Attempts have been made to design compressors that do not need lubrication. Another option is to use water as coolant and lubricant. Neither approach has won general acceptance. The reality is that all high-pressure compressors require oil, at least in the crank case.

Compressors range in size from small units that can be carried by one person to large units that weigh several tonnes. In output terms, these range from as little as 28 to 1500 litres per minute and even larger.

Low-pressure air compressors

SSBA involves much more complex equipment than scuba to provide safety for deeper occupational diving operations. Compressed air may be supplied from large cylinders filled before the dive or from a low-pressure compressor that runs throughout the dive. The air passes through a diver’s control panel and then via an umbilical hose to the diver’s helmet or demand mask. When a low-pressure compressor is used, a large-volume storage vessel and/or high-pressure cylinders may be incorporated into the system as a back-up. ‘Hookah’ is a colloquial term sometimes used to refer to minimalist versions of SSBA in which a simple low-pressure compressor supplies a mouth-held regulator via a floating hose. Hookah is commonly used in the seafood harvesting sector and by some recreational divers.

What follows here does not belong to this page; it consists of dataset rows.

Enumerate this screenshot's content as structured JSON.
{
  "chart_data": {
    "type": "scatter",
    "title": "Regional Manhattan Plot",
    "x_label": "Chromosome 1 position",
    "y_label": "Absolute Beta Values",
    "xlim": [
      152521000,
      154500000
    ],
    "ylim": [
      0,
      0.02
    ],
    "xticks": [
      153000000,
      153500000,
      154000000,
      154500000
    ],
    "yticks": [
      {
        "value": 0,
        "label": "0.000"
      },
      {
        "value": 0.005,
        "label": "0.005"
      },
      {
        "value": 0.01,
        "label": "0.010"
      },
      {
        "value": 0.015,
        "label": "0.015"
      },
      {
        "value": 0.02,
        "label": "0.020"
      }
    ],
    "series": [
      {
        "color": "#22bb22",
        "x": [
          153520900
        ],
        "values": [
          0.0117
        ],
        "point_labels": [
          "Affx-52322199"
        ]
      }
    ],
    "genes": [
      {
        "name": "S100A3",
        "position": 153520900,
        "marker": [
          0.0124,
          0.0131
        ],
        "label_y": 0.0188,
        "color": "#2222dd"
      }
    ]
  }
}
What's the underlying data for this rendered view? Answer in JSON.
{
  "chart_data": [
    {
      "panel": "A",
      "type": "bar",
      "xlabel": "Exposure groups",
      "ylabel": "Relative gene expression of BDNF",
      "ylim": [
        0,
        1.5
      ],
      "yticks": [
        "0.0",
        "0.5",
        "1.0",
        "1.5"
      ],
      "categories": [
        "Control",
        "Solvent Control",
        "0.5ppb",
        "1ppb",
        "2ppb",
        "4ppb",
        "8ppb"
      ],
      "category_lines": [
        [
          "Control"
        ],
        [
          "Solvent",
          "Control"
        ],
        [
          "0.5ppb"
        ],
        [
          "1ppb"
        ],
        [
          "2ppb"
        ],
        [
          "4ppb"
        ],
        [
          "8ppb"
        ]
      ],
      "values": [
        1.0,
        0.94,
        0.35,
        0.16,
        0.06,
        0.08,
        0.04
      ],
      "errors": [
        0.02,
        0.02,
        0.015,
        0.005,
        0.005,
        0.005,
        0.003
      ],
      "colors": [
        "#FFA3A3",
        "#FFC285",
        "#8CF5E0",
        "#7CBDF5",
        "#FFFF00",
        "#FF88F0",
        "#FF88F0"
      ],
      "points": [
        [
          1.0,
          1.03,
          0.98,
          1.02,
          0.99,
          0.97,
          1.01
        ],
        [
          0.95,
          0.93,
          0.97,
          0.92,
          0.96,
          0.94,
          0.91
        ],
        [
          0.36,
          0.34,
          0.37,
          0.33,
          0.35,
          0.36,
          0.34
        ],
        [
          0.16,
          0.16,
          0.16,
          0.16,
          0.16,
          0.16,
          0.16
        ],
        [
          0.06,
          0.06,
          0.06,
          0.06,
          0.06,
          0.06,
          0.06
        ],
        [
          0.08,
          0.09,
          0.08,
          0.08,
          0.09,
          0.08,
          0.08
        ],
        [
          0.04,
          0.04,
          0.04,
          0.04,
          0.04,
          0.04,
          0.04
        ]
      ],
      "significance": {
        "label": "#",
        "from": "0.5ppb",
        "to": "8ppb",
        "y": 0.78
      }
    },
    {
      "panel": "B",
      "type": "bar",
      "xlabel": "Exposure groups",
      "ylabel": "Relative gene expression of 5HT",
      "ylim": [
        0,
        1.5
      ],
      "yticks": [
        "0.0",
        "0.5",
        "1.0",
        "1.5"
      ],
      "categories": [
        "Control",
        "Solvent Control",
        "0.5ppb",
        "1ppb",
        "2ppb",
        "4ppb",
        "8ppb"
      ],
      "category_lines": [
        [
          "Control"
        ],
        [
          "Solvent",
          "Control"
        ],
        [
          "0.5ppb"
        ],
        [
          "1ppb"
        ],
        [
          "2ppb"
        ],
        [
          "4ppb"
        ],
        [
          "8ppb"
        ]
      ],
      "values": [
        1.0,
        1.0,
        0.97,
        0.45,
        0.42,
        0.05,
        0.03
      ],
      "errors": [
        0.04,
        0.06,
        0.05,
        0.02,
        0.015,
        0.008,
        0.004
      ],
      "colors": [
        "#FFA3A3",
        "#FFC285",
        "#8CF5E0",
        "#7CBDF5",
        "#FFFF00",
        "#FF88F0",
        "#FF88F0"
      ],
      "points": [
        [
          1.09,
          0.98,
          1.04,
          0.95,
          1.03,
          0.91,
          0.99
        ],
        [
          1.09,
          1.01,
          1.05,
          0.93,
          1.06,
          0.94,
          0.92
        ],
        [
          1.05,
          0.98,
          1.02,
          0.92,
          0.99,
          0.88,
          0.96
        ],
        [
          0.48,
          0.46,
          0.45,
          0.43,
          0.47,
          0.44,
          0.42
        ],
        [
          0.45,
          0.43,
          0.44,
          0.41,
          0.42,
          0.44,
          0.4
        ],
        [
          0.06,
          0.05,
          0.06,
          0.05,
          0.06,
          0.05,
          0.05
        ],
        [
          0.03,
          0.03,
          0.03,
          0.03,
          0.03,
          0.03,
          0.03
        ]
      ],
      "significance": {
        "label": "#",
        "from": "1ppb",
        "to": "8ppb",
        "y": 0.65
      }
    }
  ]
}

There is a larger variety of compressor types in use for SSBA and hookah diving, with currently used options including reciprocating piston and rotary screw-type compressors. Low pressure air compressors are either lubricated and sealed with oil, or of an oil-free “dry” design and there are advantages and disadvantages to each of the multiple available configurations. Because the compressor is running at the dive site and is usually powered by a diesel or petrol internal combustion engine, there is probably a greater risk of unexpected intake of contaminants compared with a properly installed high-pressure compressor at a fixed location. The quality of compressors used in practice varies dramatically, from well-filtered and well-monitored systems to inexpensive compressors designed for workshop compressed air and sometimes equipped with only makeshift filtration.